When we can’t see the forest for the trees, RAIN can help us cut through the stress and confusion by:
- Recognizing what is happening.
- Allowing what is to be.
- Investigating our experience, gently without judgment.
- Nurturing what needs to be nurtured, with kindness.
As I listened to Tara Brach walking me through the four steps, I found myself at a place of honest recognition and raw vulnerability. I was able to sit with whatever was triggering me and allow it to exist without trying to change the narrative and distract myself. It was a rewarding experience.

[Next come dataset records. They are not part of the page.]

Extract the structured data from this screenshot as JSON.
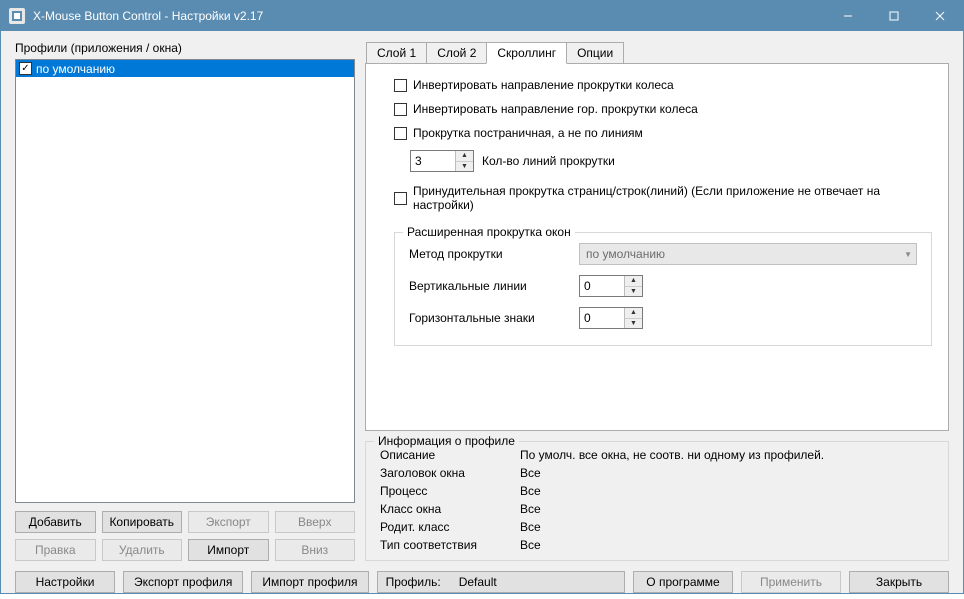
{
  "window": {
    "title": "X-Mouse Button Control - Настройки v2.17"
  },
  "left": {
    "label": "Профили (приложения / окна)",
    "profiles": [
      {
        "name": "по умолчанию",
        "checked": true,
        "selected": true
      }
    ],
    "buttons": {
      "add": "Добавить",
      "copy": "Копировать",
      "export": "Экспорт",
      "up": "Вверх",
      "edit": "Правка",
      "delete": "Удалить",
      "import": "Импорт",
      "down": "Вниз"
    }
  },
  "tabs": {
    "layer1": "Слой 1",
    "layer2": "Слой 2",
    "scrolling": "Скроллинг",
    "options": "Опции"
  },
  "scroll": {
    "invert_wheel": "Инвертировать направление прокрутки колеса",
    "invert_hwheel": "Инвертировать направление гор. прокрутки колеса",
    "page_scroll": "Прокрутка постраничная, а не по линиям",
    "lines_value": "3",
    "lines_label": "Кол-во линий прокрутки",
    "force_scroll": "Принудительная прокрутка страниц/строк(линий) (Если приложение не отвечает на настройки)",
    "adv_legend": "Расширенная прокрутка окон",
    "method_label": "Метод прокрутки",
    "method_value": "по умолчанию",
    "vlines_label": "Вертикальные линии",
    "vlines_value": "0",
    "hchars_label": "Горизонтальные знаки",
    "hchars_value": "0"
  },
  "info": {
    "legend": "Информация о профиле",
    "desc_label": "Описание",
    "desc_value": "По умолч. все окна, не соотв. ни одному из профилей.",
    "wtitle_label": "Заголовок окна",
    "wtitle_value": "Все",
    "proc_label": "Процесс",
    "proc_value": "Все",
    "wclass_label": "Класс окна",
    "wclass_value": "Все",
    "pclass_label": "Родит. класс",
    "pclass_value": "Все",
    "match_label": "Тип соответствия",
    "match_value": "Все"
  },
  "bottom": {
    "settings": "Настройки",
    "export_profile": "Экспорт профиля",
    "import_profile": "Импорт профиля",
    "profile_label": "Профиль:",
    "profile_value": "Default",
    "about": "О программе",
    "apply": "Применить",
    "close": "Закрыть"
  }
}
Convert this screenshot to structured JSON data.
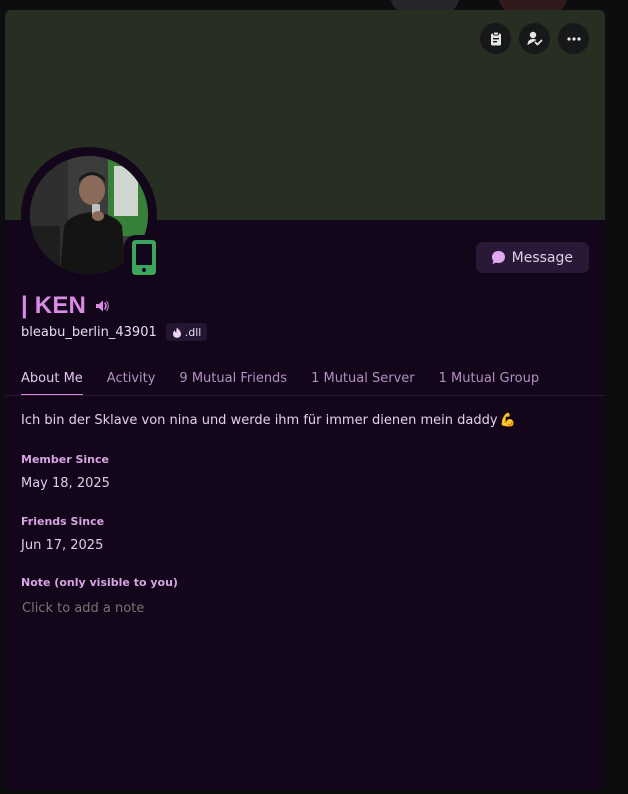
{
  "profile": {
    "display_name": "| KEN",
    "username": "bleabu_berlin_43901",
    "tag": ".dll",
    "bio": "Ich bin der Sklave von nina und werde ihm für immer dienen mein daddy",
    "bio_emoji": "💪",
    "status": "mobile-online"
  },
  "actions": {
    "message_label": "Message"
  },
  "tabs": [
    {
      "label": "About Me",
      "active": true
    },
    {
      "label": "Activity",
      "active": false
    },
    {
      "label": "9 Mutual Friends",
      "active": false
    },
    {
      "label": "1 Mutual Server",
      "active": false
    },
    {
      "label": "1 Mutual Group",
      "active": false
    }
  ],
  "about": {
    "member_since_label": "Member Since",
    "member_since": "May 18, 2025",
    "friends_since_label": "Friends Since",
    "friends_since": "Jun 17, 2025",
    "note_label": "Note (only visible to you)",
    "note_placeholder": "Click to add a note"
  },
  "colors": {
    "banner": "#262f21",
    "card_bg": "#13061a",
    "accent": "#d98be6",
    "status_online": "#3ba55c"
  },
  "icons": [
    "clipboard-icon",
    "friend-check-icon",
    "more-icon",
    "speaker-icon",
    "mobile-phone-icon",
    "chat-bubble-icon",
    "fire-icon"
  ]
}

You can play with RAIN anytime and anywhere. Right now, as you’re sitting, just close your eyes, take a couple of deep breaths, and scan your body. What comes up for you? Is it an event, an issue, a trigger … choose what you’d like to experiment with and follow the four steps. How did you feel at the end of this practice? If you wish, you can share with me either via the comments section or by emailing me via the contact page.
Approaching our days with mindfulness, and utilizing tools like RAIN can help us be more steady, kind, and gentle with ourselves and others.
We’re in the midst of extraordinary changes. When life-altering events hit, we freeze in disbelief. We cry from the top of our lungs that we saw it coming but there wasn’t much we could have done. Either way, we’re left standing, knee-deep in mud, drudging along, trying to figure out what to do.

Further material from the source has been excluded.